Em 1996, com a memória ainda fresca da penúria e do colapso económico dos anos do fim da URSS, os eleitores escolheram Ieltsin e ignoraram Gorbachev nas eleições presidenciais da Rússia, ao atribuírem-lhe menos de 1% dos votos - embora o ex-líder soviético considerasse ter recebido mais votos e que as únicas eleições justas e livres decorreram entre 1989 e 1991.

Através dos seus livros, da sua fundação ou a convite de think tanks, Gorbachev continuou a ser ouvido, embora num estado de saúde cada vez mais fragilizado e que o levaram a várias hospitalizações depois de ter dobrado os 80 anos.

Pela Crimeia russa, contra a corrida ao armamento

Crítico do papel da NATO, concordou com Donald Trump quando este disse que a Aliança Atlântica é obsoleta. Ressentido com a promessa quebrada do secretário de Estado norte-americano James Baker de que a NATO não expandiria "nem mais um centímetro" para leste depois da reunificação alemã, contra a intervenção militar no Kosovo sem mandato da ONU, Gorbachev acabou por aplaudir a anexação da Crimeia, em 2014, por Vladimir Putin.

O líder russo foi também alvo, várias vezes, dos seus reparos. Um deles é o papel de Putin no estabelecimento de uma nova guerra fria e de uma nova corrida aos armamentos, e em particular ao nuclear. Em outubro de 2019 puxou dos galões na sequência de os EUA terem acusado Moscovo de desrespeitar o Tratado das Forças Nucleares de Alcance Intermédio e retirado do acordo. "Há tendências perigosas - estão à vista de todos. Gostaria de destacar duas: o desrespeito pelo direito internacional e a militarização da política mundial. Acontece que este tratado era o pilar mais importante da estabilidade estratégica. Precisamos de conversações para que a sua destruição não agrave a ameaça de guerra", escreveu Gorbachev.

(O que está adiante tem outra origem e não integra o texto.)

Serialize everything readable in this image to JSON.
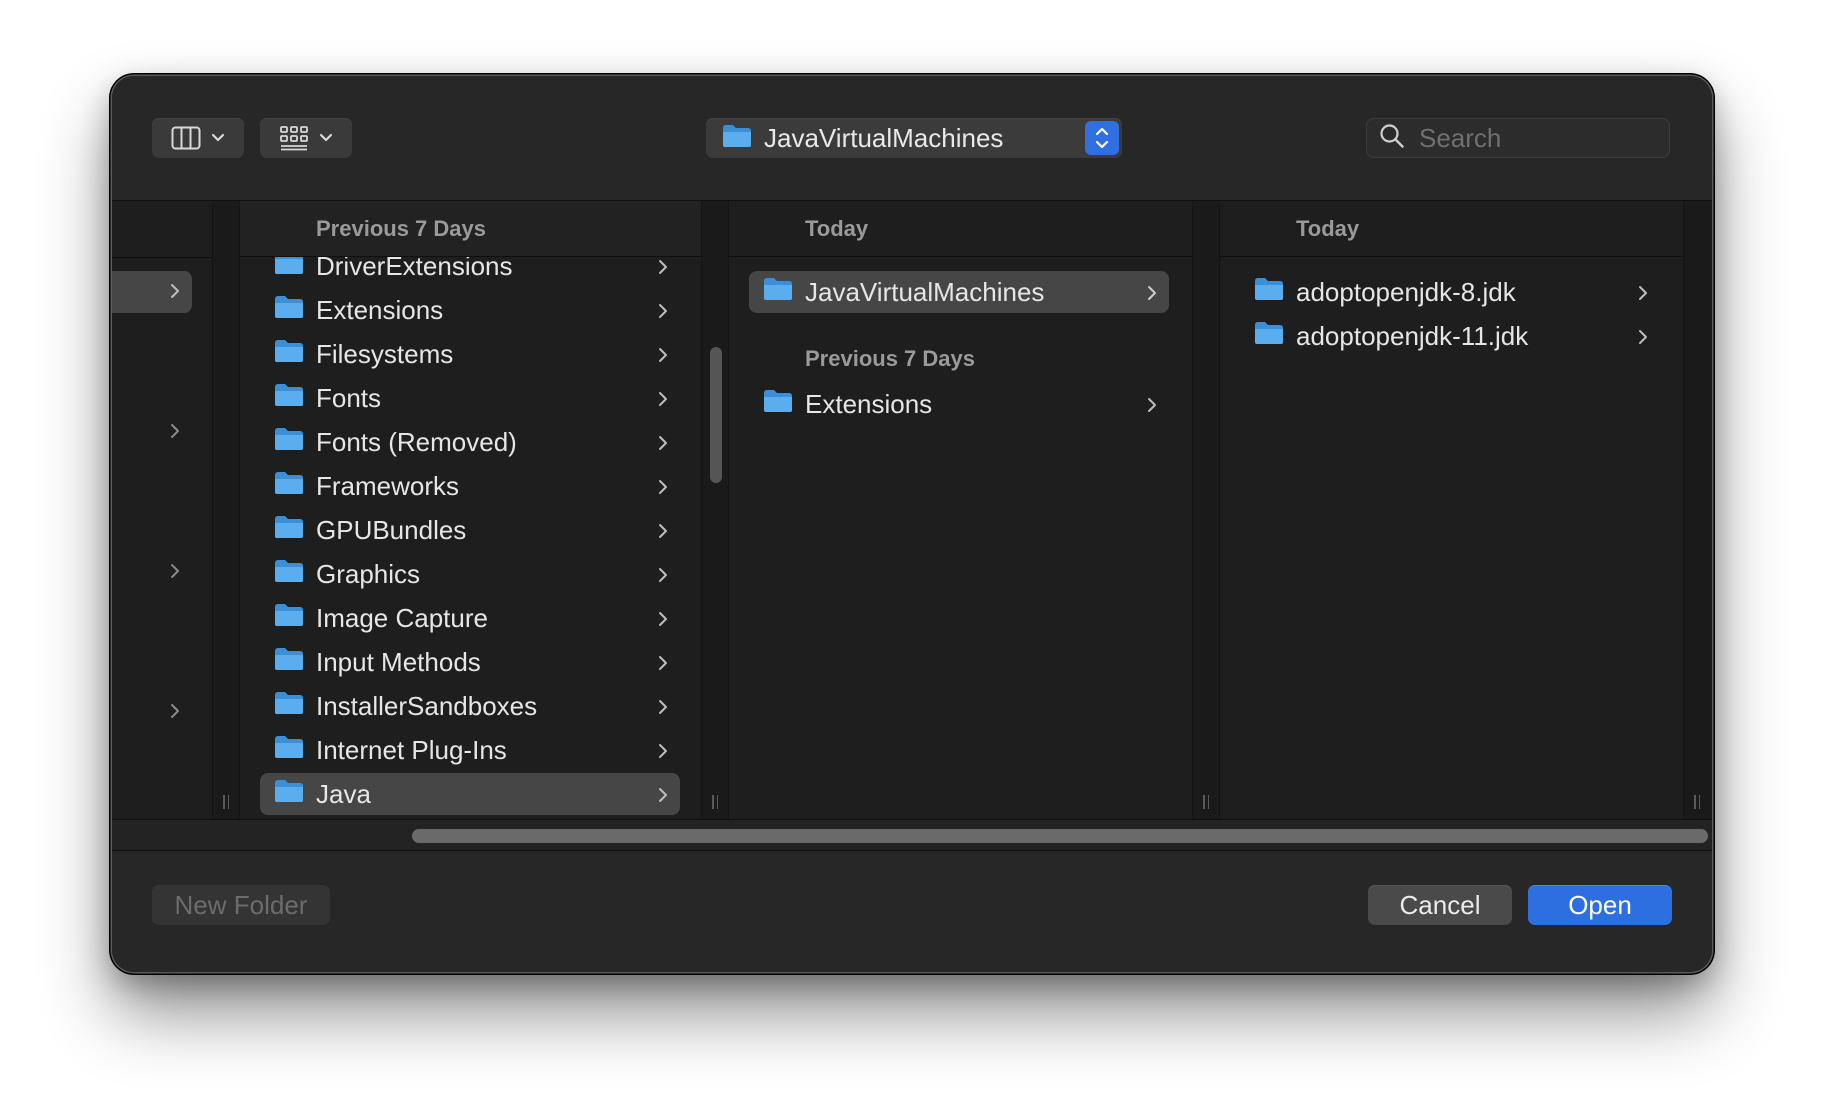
{
  "toolbar": {
    "view_mode_icon": "columns-view-icon",
    "group_icon": "icon-grid-icon",
    "path_popup_label": "JavaVirtualMachines",
    "search_placeholder": "Search"
  },
  "columns": {
    "library": {
      "header": "Previous 7 Days",
      "items": [
        "DriverExtensions",
        "Extensions",
        "Filesystems",
        "Fonts",
        "Fonts (Removed)",
        "Frameworks",
        "GPUBundles",
        "Graphics",
        "Image Capture",
        "Input Methods",
        "InstallerSandboxes",
        "Internet Plug-Ins",
        "Java"
      ],
      "selected": "Java"
    },
    "java": {
      "header": "Today",
      "today_items": [
        "JavaVirtualMachines"
      ],
      "subheader": "Previous 7 Days",
      "previous_items": [
        "Extensions"
      ],
      "selected": "JavaVirtualMachines"
    },
    "jvms": {
      "header": "Today",
      "items": [
        "adoptopenjdk-8.jdk",
        "adoptopenjdk-11.jdk"
      ]
    }
  },
  "buttons": {
    "new_folder": "New Folder",
    "cancel": "Cancel",
    "open": "Open"
  },
  "colors": {
    "accent": "#2d6fe0",
    "folder": "#5aaef0",
    "background": "#1e1e1e"
  }
}
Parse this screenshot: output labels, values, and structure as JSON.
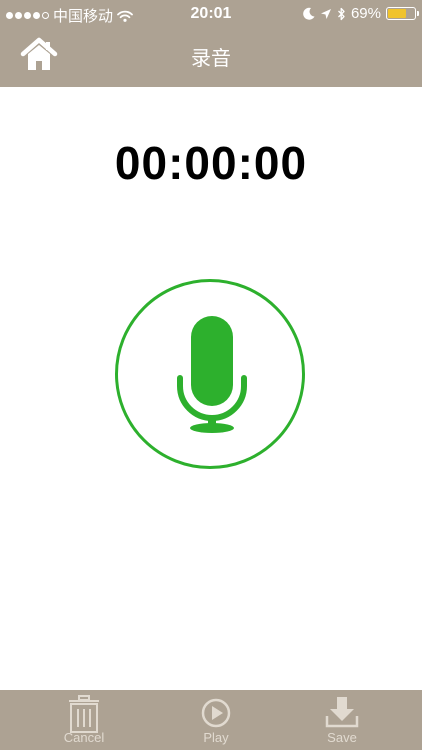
{
  "status_bar": {
    "carrier": "中国移动",
    "time": "20:01",
    "battery_percent": "69%",
    "battery_level": 0.69,
    "battery_color": "#f0c32c",
    "icons": [
      "signal-dots-icon",
      "wifi-icon",
      "moon-icon",
      "location-arrow-icon",
      "bluetooth-icon",
      "battery-icon"
    ]
  },
  "nav": {
    "title": "录音",
    "home_icon": "home-icon"
  },
  "recorder": {
    "elapsed": "00:00:00",
    "mic_icon": "microphone-icon",
    "accent_color": "#2db02d"
  },
  "toolbar": {
    "background": "#ada293",
    "cancel_label": "Cancel",
    "cancel_icon": "trash-icon",
    "play_label": "Play",
    "play_icon": "play-circle-icon",
    "save_label": "Save",
    "save_icon": "download-tray-icon"
  }
}
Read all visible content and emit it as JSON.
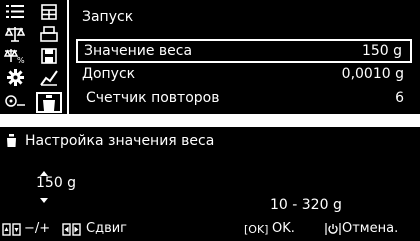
{
  "menu": {
    "title": "Запуск",
    "rows": [
      {
        "label": "Значение веса",
        "value": "150 g",
        "selected": true
      },
      {
        "label": "Допуск",
        "value": "0,0010 g"
      },
      {
        "label": "Счетчик повторов",
        "value": "6"
      }
    ]
  },
  "rail_icons": [
    "list-icon",
    "calculator-icon",
    "balance-icon",
    "printer-icon",
    "balance-percent-icon",
    "save-icon",
    "gear-icon",
    "chart-icon",
    "settings-toggle-icon",
    "weight-icon"
  ],
  "editor": {
    "title": "Настройка значения веса",
    "value": "150 g",
    "range": "10 - 320 g",
    "hints": {
      "change_keys": "−/+",
      "shift_label": "Сдвиг",
      "ok_key": "[OK]",
      "ok_label": "OK.",
      "cancel_label": "Отмена."
    }
  }
}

O homem que nos anos finais da vida se definiu como social-democrata mostrou-se um admirador dos escritos tardios de Lenine, reformista em vez de revolucionário, e afirmou no livro The New Russia que os soviéticos nunca conheceram o socialismo. "Os valores que enformam o socialismo são tão relevantes hoje como ontem."

Como irá ser conhecido o homem que implodiu um império? "No final, a história fará o justo julgamento. Acredito firmemente que o meu trabalho e os meus esforços não foram em vão", disse em entrevista à Der Spiegel.

O que foi a Perestroika e Glasnost que ocorreu na antiga URSS?

Perestroika e Glasnost: as reformas da URSS que iniciaram uma nova ordem mundial. Perestroika significa reconstrução e consistia na tentativa de recuperação soviética; enquanto que Glasnost significa transparência e visava à liberdade de expressão da sociedade.

O que a Glasnost tem a ver com o fim da URSS?

A Glasnost contribuiu em grande parte para a intensificação do clima de instabilidade causado por agitações nacionalistas, conflitos étnicos e regionais e insatisfação econômica, fatores que levaram ao colapso da URSS.

Como ocorreu o fim do comunismo?

As Revoluções de 1989, Outono das Nações, colapso do comunismo, Revoluções do Leste Europeu ou queda do comunismo foram uma onda revolucionária que varreu a Europa Central e Oriental no final de 1989, terminando na derrubada do modelo soviético dos Estados comunistas no espaço de poucos meses.

Quais motivos foram determinantes para o fim da URSS?

O autoritarismo, com a censura à imprensa e as mais diversas formas de manifestações populares; Controle da Igreja e demais religiões; Enfraquecimento da disciplina do Partido Comunista devido à divisão ideológica; Guerra Fria e a pressão do Ocidente.